Picochip has announced the first of its next generation picoXcell femtocell chips. Rupert Baines, vp of marketing, noted: "The PC3008 is a third generation product intended for high volume mass market products and could be used to enable a basestation on a usb stick."

According to the company, the PC3008, the 40nm device, which features Picochip's PHY and an ARM11 processor running at 950MHz, integrates the key components of a 3G femtocell into a 12mm square aQFN package. "We want to make femtocells cheap and easy," said Baines. "Some operators like that because the chip doesn't need flash memory or a power supply."

In Baines' view, the wireless industry is changing in much the same way as the computer industry changed in the late 1970s. "We're seeing basestations moving to be based on COTS technology. As part of this move, femtocells will replace the whole of the network because they are made from standard silicon and made in their millions."

Baines believes operators will either create usb based devices for use with domestic routers, which typically have four usb ports, or will integrate the functionality into similar products. "In this way, up to eight users can get 3G coverage at home without any configuration," he said.

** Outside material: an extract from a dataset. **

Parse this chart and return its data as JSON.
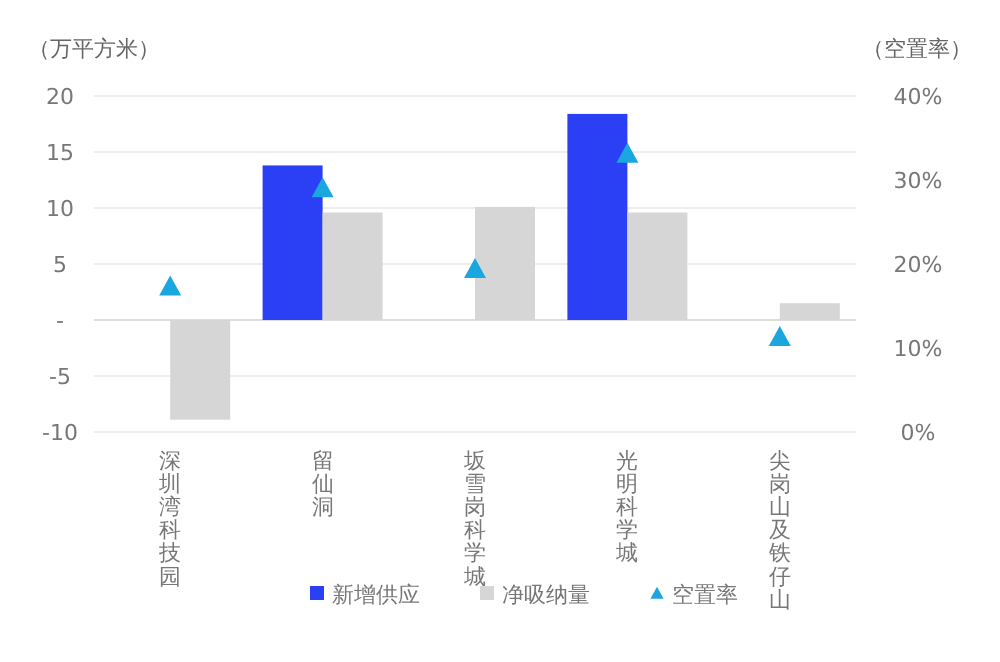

Another potential application is to create a '3G bubble' in rural areas.

Picochip claims the network of mobile phone basestations could, in theory, be swept away; replaced by femtocells in a range of guises. "Too many people need capacity," said Baines, "and that has until now been solved by adding basestations. But femtocells can be put where basestations aren't feasible and they change the economics; instead of $200k, it's $2k."